A. Lin Goodwin, Crystal Chen Lee, and Suzanne Pratt
Sept 2021
This qualitative study explores the holistic approaches that seven mentors use to attend to the well-being of new professionals as they transition into the classroom. We define holistic mentoring as practices that intertwine the professional with the personal, and bring together the aesthetic, intellectual, and moral in supporting beginning teachers. We call these practices the ‘poetics of mentoring,’ and used them as analytic lenses to theorise mentors’ unique approaches to working with mentees. Data included individual semi-structured interviews, a focus group interview, and expressive artefacts that mentors created to illustrate their practice holistically.
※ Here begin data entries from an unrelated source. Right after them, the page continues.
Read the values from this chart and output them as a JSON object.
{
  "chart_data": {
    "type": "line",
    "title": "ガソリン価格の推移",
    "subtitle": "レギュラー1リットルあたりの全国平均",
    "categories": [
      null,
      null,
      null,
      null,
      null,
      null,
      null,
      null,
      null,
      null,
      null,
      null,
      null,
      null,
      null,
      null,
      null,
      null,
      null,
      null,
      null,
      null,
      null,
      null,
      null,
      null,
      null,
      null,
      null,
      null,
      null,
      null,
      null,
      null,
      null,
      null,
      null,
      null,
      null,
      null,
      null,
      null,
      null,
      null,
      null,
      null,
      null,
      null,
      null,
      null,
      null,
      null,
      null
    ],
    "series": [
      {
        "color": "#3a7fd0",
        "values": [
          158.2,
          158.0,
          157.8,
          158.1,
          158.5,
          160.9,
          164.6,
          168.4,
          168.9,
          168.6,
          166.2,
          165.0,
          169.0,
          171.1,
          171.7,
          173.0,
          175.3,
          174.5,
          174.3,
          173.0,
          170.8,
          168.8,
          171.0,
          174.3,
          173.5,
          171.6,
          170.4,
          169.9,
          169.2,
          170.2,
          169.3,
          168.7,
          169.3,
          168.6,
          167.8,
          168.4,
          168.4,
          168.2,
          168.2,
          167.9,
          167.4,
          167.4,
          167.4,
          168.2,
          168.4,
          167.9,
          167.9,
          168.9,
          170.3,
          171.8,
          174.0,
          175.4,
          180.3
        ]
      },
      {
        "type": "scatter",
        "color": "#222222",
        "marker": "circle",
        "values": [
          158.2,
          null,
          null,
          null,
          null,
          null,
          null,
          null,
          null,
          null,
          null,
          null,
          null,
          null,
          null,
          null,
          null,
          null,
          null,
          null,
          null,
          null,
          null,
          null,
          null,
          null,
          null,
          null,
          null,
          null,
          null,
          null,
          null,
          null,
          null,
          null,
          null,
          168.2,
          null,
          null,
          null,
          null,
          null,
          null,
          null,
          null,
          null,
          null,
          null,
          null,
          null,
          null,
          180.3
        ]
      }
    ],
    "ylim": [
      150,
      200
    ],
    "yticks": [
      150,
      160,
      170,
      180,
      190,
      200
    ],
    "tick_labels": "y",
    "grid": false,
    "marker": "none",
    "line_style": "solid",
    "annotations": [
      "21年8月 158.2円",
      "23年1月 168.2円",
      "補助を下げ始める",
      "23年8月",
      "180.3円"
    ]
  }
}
Our findings revealed how and why mentors reflected aesthetic, intellectual, and moral endeavours in their practice, and how they worked together as a community to share and critically assess one another’s aesthetic, intellectual, and moral practices. By examining mentoring as a relational and holistic activity, this study emphasises meaning-making in teaching and learning to teach, making visible the often unnoticed, and rendering the intangible, tangible. In guiding discussions on teacher preparation within international contexts, this study shows that teacher preparation must attend to teacher-students holistically, and that sustaining teachers begins first with caring for teachers’ well-being, so they in turn can safeguard the well-being of their students.